Your theory seems to be that writers at TechCrunch think when they say a startup is using "AI" to improve recruiting or the sales process or even to process large volumes of textual data that they really think they mean artificial general intelligence. I believe they are using a vague catchphrase or abbreviation that gets clicks, and that they know that's not "real AI" but don't care.

Maybe the journalists at the New York Times or Washington Post are a more credulous lot and they really do think that is what it means, but I doubt it. They are all just capitalizing on confusion between Hollywood AI and machine learning for clickbait. That is what gets them paid.

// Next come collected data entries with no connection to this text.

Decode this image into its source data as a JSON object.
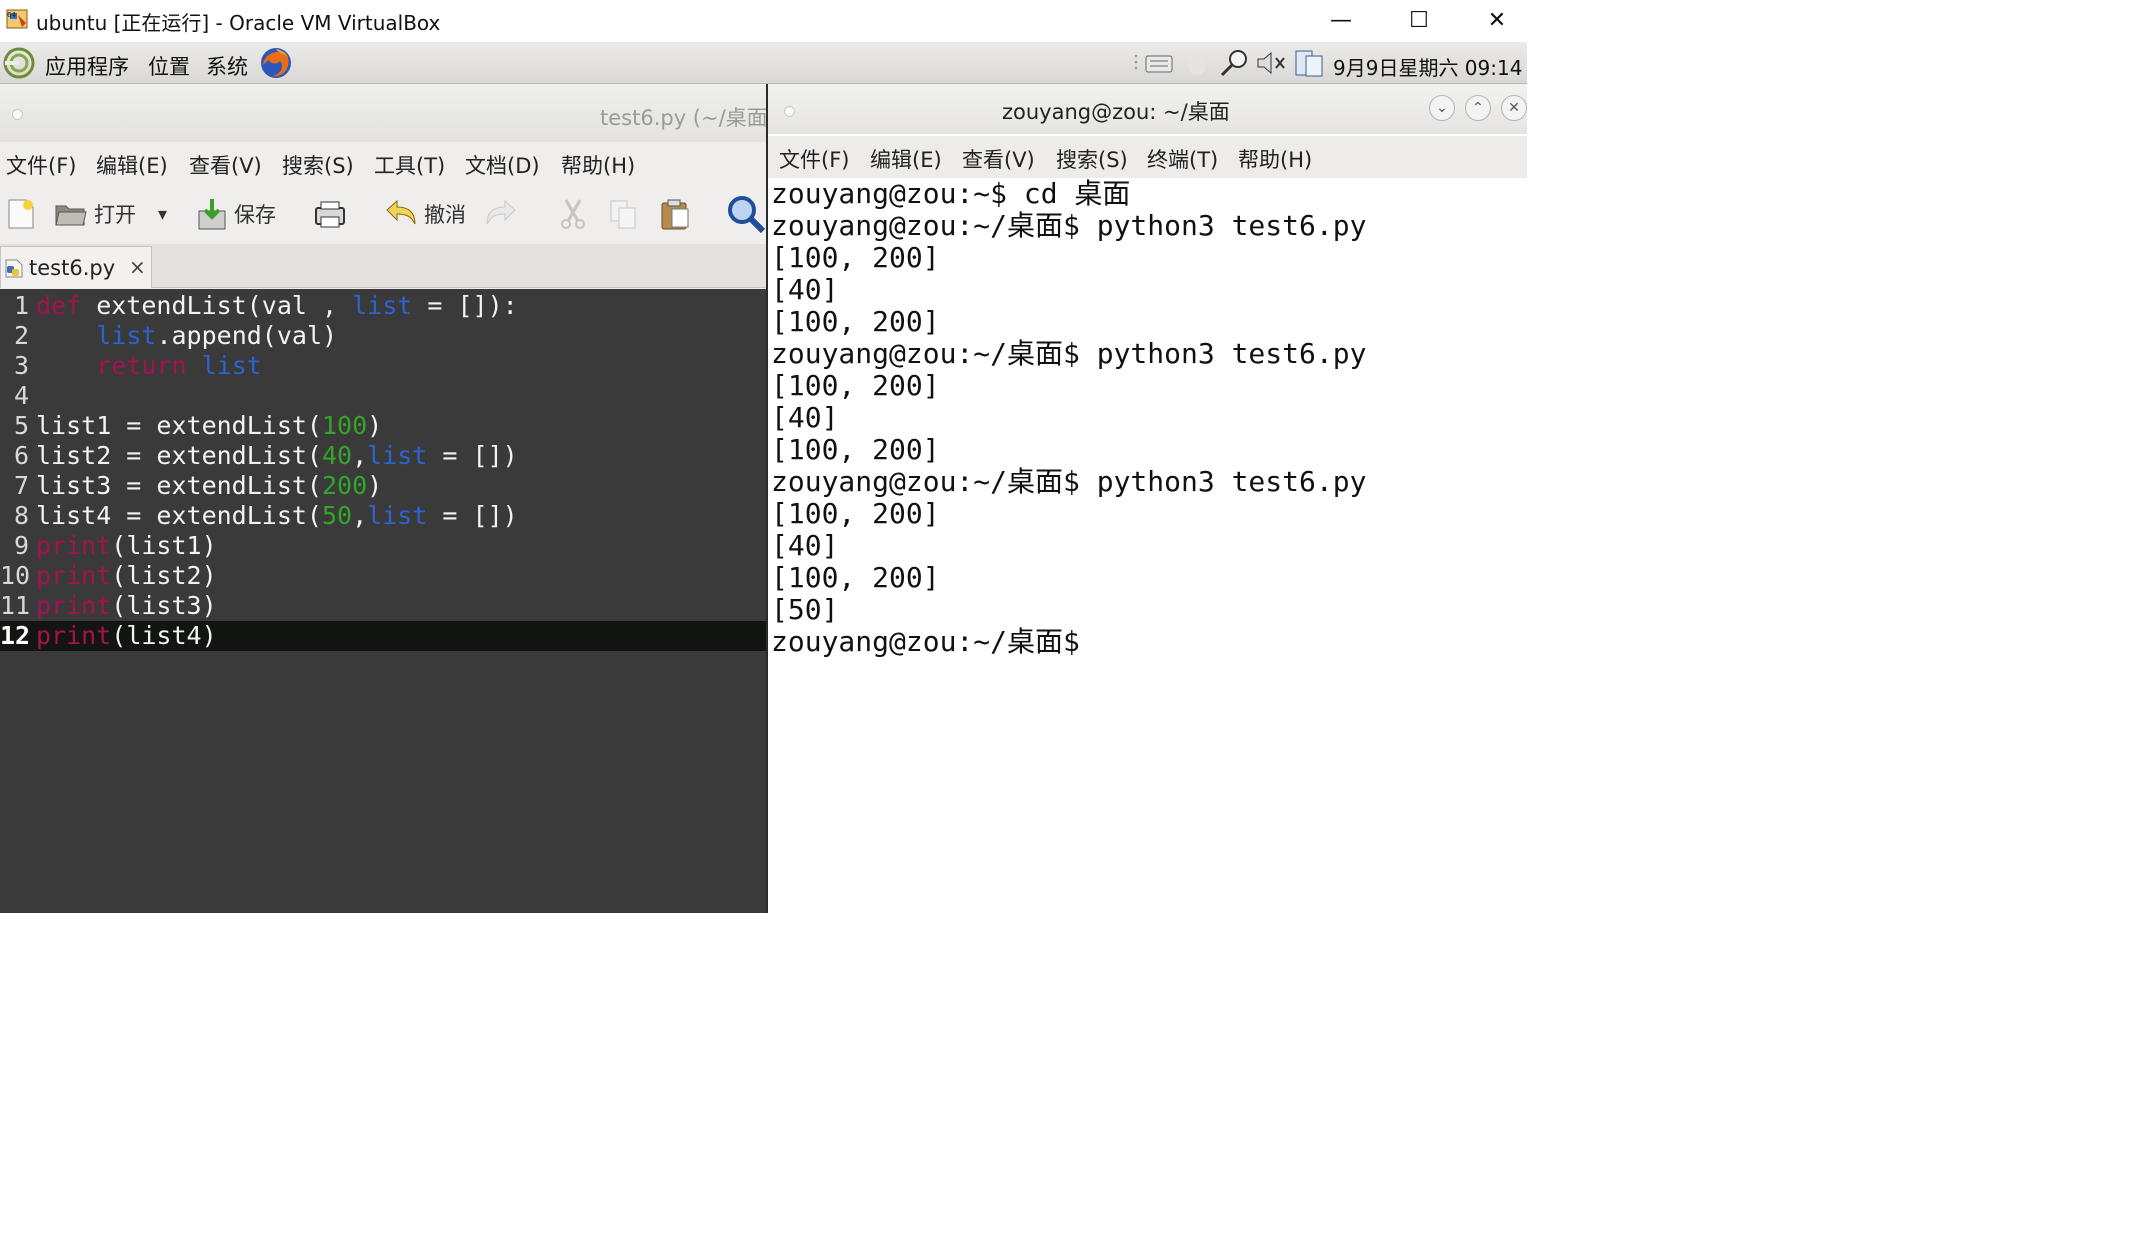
{
  "host_window": {
    "title": "ubuntu [正在运行] - Oracle VM VirtualBox",
    "minimize": "—",
    "maximize": "☐",
    "close": "✕"
  },
  "top_panel": {
    "menus": [
      "应用程序",
      "位置",
      "系统"
    ],
    "clock": "9月9日星期六 09:14"
  },
  "editor": {
    "title": "test6.py (~/桌面",
    "menus": [
      "文件(F)",
      "编辑(E)",
      "查看(V)",
      "搜索(S)",
      "工具(T)",
      "文档(D)",
      "帮助(H)"
    ],
    "toolbar": {
      "open": "打开",
      "open_dropdown": "▾",
      "save": "保存",
      "undo": "撤消"
    },
    "tab": {
      "label": "test6.py",
      "close": "×"
    },
    "current_line": 12,
    "lines": [
      {
        "n": "1",
        "tokens": [
          {
            "t": "def",
            "c": "kw"
          },
          {
            "t": " extendList(val , "
          },
          {
            "t": "list",
            "c": "bi"
          },
          {
            "t": " = []):"
          }
        ]
      },
      {
        "n": "2",
        "tokens": [
          {
            "t": "    "
          },
          {
            "t": "list",
            "c": "bi"
          },
          {
            "t": ".append(val)"
          }
        ]
      },
      {
        "n": "3",
        "tokens": [
          {
            "t": "    "
          },
          {
            "t": "return",
            "c": "kw"
          },
          {
            "t": " "
          },
          {
            "t": "list",
            "c": "bi"
          }
        ]
      },
      {
        "n": "4",
        "tokens": []
      },
      {
        "n": "5",
        "tokens": [
          {
            "t": "list1 = extendList("
          },
          {
            "t": "100",
            "c": "num"
          },
          {
            "t": ")"
          }
        ]
      },
      {
        "n": "6",
        "tokens": [
          {
            "t": "list2 = extendList("
          },
          {
            "t": "40",
            "c": "num"
          },
          {
            "t": ","
          },
          {
            "t": "list",
            "c": "bi"
          },
          {
            "t": " = [])"
          }
        ]
      },
      {
        "n": "7",
        "tokens": [
          {
            "t": "list3 = extendList("
          },
          {
            "t": "200",
            "c": "num"
          },
          {
            "t": ")"
          }
        ]
      },
      {
        "n": "8",
        "tokens": [
          {
            "t": "list4 = extendList("
          },
          {
            "t": "50",
            "c": "num"
          },
          {
            "t": ","
          },
          {
            "t": "list",
            "c": "bi"
          },
          {
            "t": " = [])"
          }
        ]
      },
      {
        "n": "9",
        "tokens": [
          {
            "t": "print",
            "c": "kw"
          },
          {
            "t": "(list1)"
          }
        ]
      },
      {
        "n": "10",
        "tokens": [
          {
            "t": "print",
            "c": "kw"
          },
          {
            "t": "(list2)"
          }
        ]
      },
      {
        "n": "11",
        "tokens": [
          {
            "t": "print",
            "c": "kw"
          },
          {
            "t": "(list3)"
          }
        ]
      },
      {
        "n": "12",
        "tokens": [
          {
            "t": "print",
            "c": "kw"
          },
          {
            "t": "(list4)"
          }
        ]
      }
    ]
  },
  "terminal": {
    "title": "zouyang@zou: ~/桌面",
    "menus": [
      "文件(F)",
      "编辑(E)",
      "查看(V)",
      "搜索(S)",
      "终端(T)",
      "帮助(H)"
    ],
    "buttons": {
      "minimize": "⌄",
      "maximize": "⌃",
      "close": "✕"
    },
    "lines": [
      "zouyang@zou:~$ cd 桌面",
      "zouyang@zou:~/桌面$ python3 test6.py",
      "[100, 200]",
      "[40]",
      "[100, 200]",
      "zouyang@zou:~/桌面$ python3 test6.py",
      "[100, 200]",
      "[40]",
      "[100, 200]",
      "zouyang@zou:~/桌面$ python3 test6.py",
      "[100, 200]",
      "[40]",
      "[100, 200]",
      "[50]",
      "zouyang@zou:~/桌面$"
    ]
  },
  "colors": {
    "keyword": "#a5124f",
    "builtin": "#2d63d0",
    "number": "#33a52a",
    "editor_bg": "#3a3a3a",
    "current_line_bg": "#121512"
  }
}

Comment Re:Coincidentally (Score 2) 112

At the same time, AI has come to be used in the tech press and mainstream press to mean "machine learning and related statistical techniques". Obviously this hurts the brains of many of us who still understand AI to mean "strong AI" or the newer moniker, "AGI" (artificial general intelligence), but we sort of have to roll with the language on this one.

Wikipedia insists that machine learning is a subset of AI. OK, sure, I guess that's fine, in that it is one of a series of techniques that can provide reasonable performance in solving certain human-level intelligence tasks.

When I'm speaking with a technical audience I go with more precise terminology - deep learning, reinforcement learning, unsupervised learning and try to avoid the headache, since we all know we are talking about statistical techniques in machine learning and none of it yet comes close to strong AI. Getting the mainstream press to correct their use of the abbreviation AI is about as likely as getting them to correct their use of the word "hacking".

Comment Re:AWS customers (Score 1) 200

Why? For large memory-requiring jobs and places where the latency of occasional cold start cases isn't acceptable, Lambda isn't the right tool. For periodic batch jobs, components in workflows, or response handling logic where some latency variability is acceptable, it's a great tool and saves a lot of costs over having dedicated but grossly underutilized EC2s.